At the heart of what makes the US democratic system, and democracy in general, work well is a process of inquiry called liberal science. Jonathan Rauch expertly outlines this in his 1993 book, Kindly Inquisitors, and builds upon that work in the 2021 book The Constitution of Knowledge. In essence, liberal science is the application of inquiry, in a variety of forms, that seeks to clarify a consensus of truth. In this pursuit all ideas are subject to criticism with an important understanding that we separate the idea from the person.

A hypothesis I believe worth considering (and one I’ve floated several times on The TeachThought Podcast) is that the publication of the 1983 report A Nation At Risk (US) which recommended, among other things, that we adopt more ‘rigorous and measurable standards’ unintentionally set us on a course of educational reform that has contributed to our current state of affairs. This state of affairs is marked by different sets of ‘truth,’ a failure of too many to interrogate ideas in good faith, and resistance to criticism and questioning that often results in placing inquirers as an enemy.

The incentive structure that A Nation at Risk Help create is one where schools and teachers spend significant time and energy on raising test scores. As a result, it has been more challenging to engage students in the kinds of learning experiences where they engage with unpopular ideas and thorny questions in a Socratic method. I felt this friction in my own classroom and I’ve worked with schools where the rigidity and high stakes accountability are dominant.

While it is certainly important to correct for any deficiencies in ‘progressive’ teaching approaches and emphasize the importance of knowledge, the benefits of such investigation or constructivist teaching and the lean into liberal science are not limited to individual students but extend to healthier democracies and more robust challenges to undemocratic actors.

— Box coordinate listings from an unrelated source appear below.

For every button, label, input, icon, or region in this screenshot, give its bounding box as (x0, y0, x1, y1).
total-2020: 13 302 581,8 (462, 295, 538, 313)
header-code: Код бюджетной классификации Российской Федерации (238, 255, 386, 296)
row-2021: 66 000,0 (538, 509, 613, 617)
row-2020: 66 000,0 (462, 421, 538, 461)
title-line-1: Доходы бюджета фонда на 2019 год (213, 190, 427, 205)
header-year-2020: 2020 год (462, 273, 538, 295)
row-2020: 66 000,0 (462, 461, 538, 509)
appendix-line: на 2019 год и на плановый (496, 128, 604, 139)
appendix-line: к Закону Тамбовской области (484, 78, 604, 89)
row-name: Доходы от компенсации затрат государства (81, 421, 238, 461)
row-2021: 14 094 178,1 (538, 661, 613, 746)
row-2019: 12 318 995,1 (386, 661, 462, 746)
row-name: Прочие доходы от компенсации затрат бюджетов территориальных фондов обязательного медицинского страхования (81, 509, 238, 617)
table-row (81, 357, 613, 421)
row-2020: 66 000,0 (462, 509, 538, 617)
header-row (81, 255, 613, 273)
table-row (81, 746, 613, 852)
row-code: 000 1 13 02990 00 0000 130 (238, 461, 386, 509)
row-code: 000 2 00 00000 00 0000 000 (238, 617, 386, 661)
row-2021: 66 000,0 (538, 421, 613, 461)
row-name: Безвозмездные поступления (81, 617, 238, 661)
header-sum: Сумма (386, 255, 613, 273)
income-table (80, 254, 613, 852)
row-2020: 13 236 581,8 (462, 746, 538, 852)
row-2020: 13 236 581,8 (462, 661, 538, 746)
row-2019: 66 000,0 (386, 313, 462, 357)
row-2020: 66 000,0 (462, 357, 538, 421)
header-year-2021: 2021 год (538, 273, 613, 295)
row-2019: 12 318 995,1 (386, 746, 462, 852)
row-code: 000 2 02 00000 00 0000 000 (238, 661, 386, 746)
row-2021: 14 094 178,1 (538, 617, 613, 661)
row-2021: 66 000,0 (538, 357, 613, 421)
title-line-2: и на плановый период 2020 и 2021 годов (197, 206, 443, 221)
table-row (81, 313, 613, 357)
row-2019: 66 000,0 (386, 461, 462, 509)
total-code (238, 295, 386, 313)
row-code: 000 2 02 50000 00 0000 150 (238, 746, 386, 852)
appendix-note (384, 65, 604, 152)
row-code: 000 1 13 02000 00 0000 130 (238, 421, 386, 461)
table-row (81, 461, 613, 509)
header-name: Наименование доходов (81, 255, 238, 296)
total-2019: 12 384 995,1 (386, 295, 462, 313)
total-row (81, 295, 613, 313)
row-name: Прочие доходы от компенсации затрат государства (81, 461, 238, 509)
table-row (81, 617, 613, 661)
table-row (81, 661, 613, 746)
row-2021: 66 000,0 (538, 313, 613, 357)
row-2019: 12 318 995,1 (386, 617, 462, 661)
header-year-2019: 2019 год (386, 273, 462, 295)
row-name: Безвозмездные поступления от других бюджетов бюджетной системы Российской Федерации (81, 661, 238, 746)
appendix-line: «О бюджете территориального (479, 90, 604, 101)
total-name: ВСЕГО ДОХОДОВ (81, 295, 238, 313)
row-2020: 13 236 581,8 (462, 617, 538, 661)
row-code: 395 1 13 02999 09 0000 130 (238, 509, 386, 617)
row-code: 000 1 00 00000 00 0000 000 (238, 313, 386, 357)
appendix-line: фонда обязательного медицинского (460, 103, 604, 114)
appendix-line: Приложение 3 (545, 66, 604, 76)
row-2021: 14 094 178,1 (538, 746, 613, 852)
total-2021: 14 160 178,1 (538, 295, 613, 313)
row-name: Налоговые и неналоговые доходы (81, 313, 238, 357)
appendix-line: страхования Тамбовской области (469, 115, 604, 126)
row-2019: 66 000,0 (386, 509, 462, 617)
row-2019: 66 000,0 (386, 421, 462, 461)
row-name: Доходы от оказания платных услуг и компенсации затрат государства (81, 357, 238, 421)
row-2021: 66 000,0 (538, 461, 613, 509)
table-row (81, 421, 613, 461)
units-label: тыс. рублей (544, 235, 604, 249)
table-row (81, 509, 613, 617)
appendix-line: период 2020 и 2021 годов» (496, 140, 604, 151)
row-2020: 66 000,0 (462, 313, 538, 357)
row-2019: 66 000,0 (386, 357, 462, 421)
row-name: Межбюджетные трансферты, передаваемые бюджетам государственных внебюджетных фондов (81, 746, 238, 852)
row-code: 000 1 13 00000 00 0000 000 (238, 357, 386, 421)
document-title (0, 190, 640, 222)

In addition, the opportunities for metacognition that more often accompanies inquiry teaching are connected to intellectual humility which helps foster more civil discourse.

I found myself practically gushing over the analogs to great teaching and learning when I talked with Mónica Guzmán about her new book, I Never Thought of It That Way: How to Have Fearlessly Curious Conversations in Dangerously Divided Times. The kinds of inquiry experiences she describes are essential tools in navigating life’s wicked problems. Why wouldn’t we want to engage our students in building similar skills while learning fundamental knowledge?

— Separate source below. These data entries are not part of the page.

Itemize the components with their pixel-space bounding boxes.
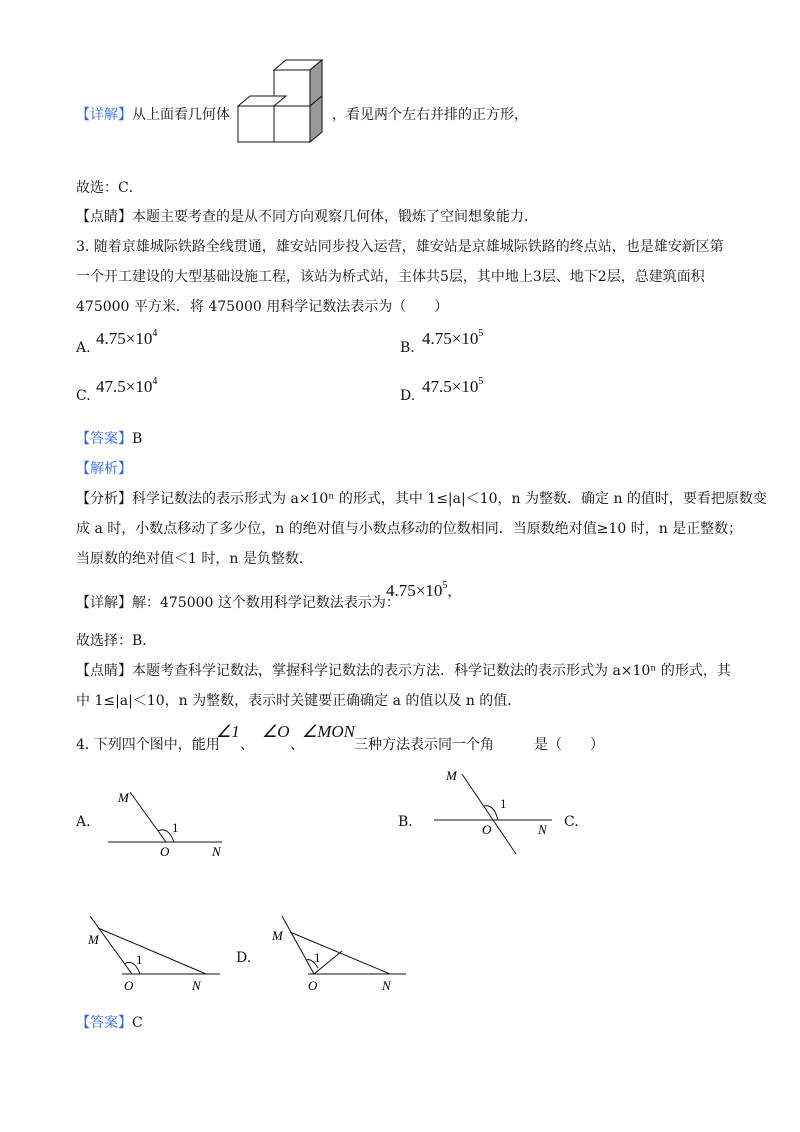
dianjing-text-2a: 本题考查科学记数法，掌握科学记数法的表示方法．科学记数法的表示形式为 a×10ⁿ 的形式，其 — [132, 663, 731, 679]
option-c-value: $47.5\times 10^4$ — [96, 376, 158, 396]
figure-b-n: N — [538, 822, 547, 837]
solution-value: $4.75\times 10^5$， — [386, 580, 462, 600]
xiangjie-solution-text: 解：475000 这个数用科学记数法表示为： — [132, 595, 400, 611]
fenxi-line-1 — [76, 488, 767, 508]
figure-d-o: O — [308, 978, 318, 993]
conclusion-c: 故选：C． — [76, 180, 143, 196]
figure-a-label: A. — [76, 814, 91, 830]
figure-a-m: M — [118, 790, 129, 805]
figure-c-label: C. — [564, 814, 579, 830]
xiangjie-text-1: 从上面看几何体 — [132, 107, 230, 123]
fenxi-line-2: 成 a 时，小数点移动了多少位，n 的绝对值与小数点移动的位数相同．当原数绝对值≥10 时，n 是正整数； — [76, 521, 743, 537]
figure-a-n: N — [212, 844, 221, 859]
figure-b-m: M — [446, 768, 457, 783]
figure-b-angle: 1 — [500, 796, 507, 811]
tag-dianjing-2: 【点睛】 — [76, 663, 132, 679]
option-c-label: C. — [76, 388, 91, 404]
figure-c-n: N — [192, 978, 201, 993]
option-b-value: $4.75\times 10^5$ — [422, 328, 484, 348]
figure-c-m: M — [88, 932, 99, 947]
q3-answer — [76, 428, 142, 448]
tag-jiexi: 【解析】 — [76, 461, 132, 477]
figure-a-o: O — [160, 844, 170, 859]
tag-xiangjie: 【详解】 — [76, 107, 132, 123]
figure-c — [80, 910, 230, 994]
figure-a-angle: 1 — [172, 820, 179, 835]
fenxi-text-1: 科学记数法的表示形式为 a×10ⁿ 的形式，其中 1≤|a|＜10，n 为整数．确定 n 的值时，要看把原数变 — [132, 491, 767, 507]
figure-d-m: M — [272, 928, 283, 943]
tag-xiangjie-2: 【详解】 — [76, 595, 132, 611]
cube-solid-figure — [234, 58, 326, 150]
xiangjie-text-2: ，看见两个左右并排的正方形， — [332, 107, 528, 123]
figure-d-angle: 1 — [314, 950, 321, 965]
option-b-label: B. — [400, 340, 415, 356]
q3-line-3: 475000 平方米．将 475000 用科学记数法表示为（ ） — [76, 299, 449, 315]
angle-1-notation: ∠1 — [216, 722, 240, 741]
fenxi-line-3: 当原数的绝对值＜1 时，n 是负整数． — [76, 551, 313, 567]
figure-a — [100, 780, 240, 860]
q3-line-1: 3. 随着京雄城际铁路全线贯通，雄安站同步投入运营，雄安站是京雄城际铁路的终点站，也是雄安新区第 — [76, 239, 724, 255]
angle-o-notation: ∠O — [262, 722, 290, 741]
option-a-label: A. — [76, 340, 91, 356]
xiangjie-line — [76, 104, 230, 124]
tag-answer: 【答案】 — [76, 431, 132, 447]
figure-b — [428, 764, 568, 860]
q4-stem-b: 三种方法表示同一个角 — [354, 737, 494, 753]
answer-value-q4: C — [132, 1015, 143, 1031]
q4-answer — [76, 1012, 143, 1032]
figure-c-o: O — [124, 978, 134, 993]
answer-value: B — [132, 431, 143, 447]
option-d-label: D. — [400, 388, 416, 404]
xiangjie-solution — [76, 592, 400, 612]
tag-dianjing: 【点睛】 — [76, 209, 132, 225]
figure-d-label: D. — [236, 950, 252, 966]
dianjing-line-2b: 中 1≤|a|＜10，n 为整数，表示时关键要正确确定 a 的值以及 n 的值． — [76, 693, 522, 709]
figure-d-n: N — [382, 978, 391, 993]
dianjing-line-2a — [76, 660, 731, 680]
tag-fenxi: 【分析】 — [76, 491, 132, 507]
dianjing-line-1 — [76, 206, 538, 226]
sep-2: 、 — [290, 737, 304, 753]
figure-d — [266, 910, 416, 994]
dianjing-text: 本题主要考查的是从不同方向观察几何体，锻炼了空间想象能力． — [132, 209, 538, 225]
conclusion-b: 故选择：B． — [76, 633, 157, 649]
angle-mon-notation: ∠MON — [302, 722, 356, 741]
option-d-value: $47.5\times 10^5$ — [422, 376, 484, 396]
figure-c-angle: 1 — [136, 952, 143, 967]
option-a-value: $4.75\times 10^4$ — [96, 328, 158, 348]
q4-stem-a: 4. 下列四个图中，能用 — [76, 737, 220, 753]
figure-b-label: B. — [398, 814, 413, 830]
q3-line-2: 一个开工建设的大型基础设施工程，该站为桥式站，主体共5层，其中地上3层、地下2层，总建筑面积 — [76, 269, 705, 285]
q4-stem-c: 是（ ） — [534, 737, 604, 753]
figure-b-o: O — [482, 822, 492, 837]
tag-answer-q4: 【答案】 — [76, 1015, 132, 1031]
sep-1: 、 — [240, 737, 254, 753]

Explicit or direct instruction, meanwhile, is more frequently limited to the acquisition of knowledge, leaving out those opportunities to build better inquirers and perhaps leaving students without the opportunities to ask the kinds of beautiful questions that can help us through these divided times.

Inquiry teaching and learning when done well can yield tremendous results in preparing students for the modern world. That said, it is not easy and it is worth considering whether our teaching force and institutions of preparation can meet that challenge. I believe, with a concerted and sustained effort, (something that can be a rarity in education), that our schools can pass that test.

The role of inquiry in improving our discourse and reducing polarization is essential and where we will learn to do this more effectively if not in our schools? If we don’t, we’re more likely to see a continued downward spiral away from healthy democracy, not to mention a limiting factor in the prosperity of our students as individuals.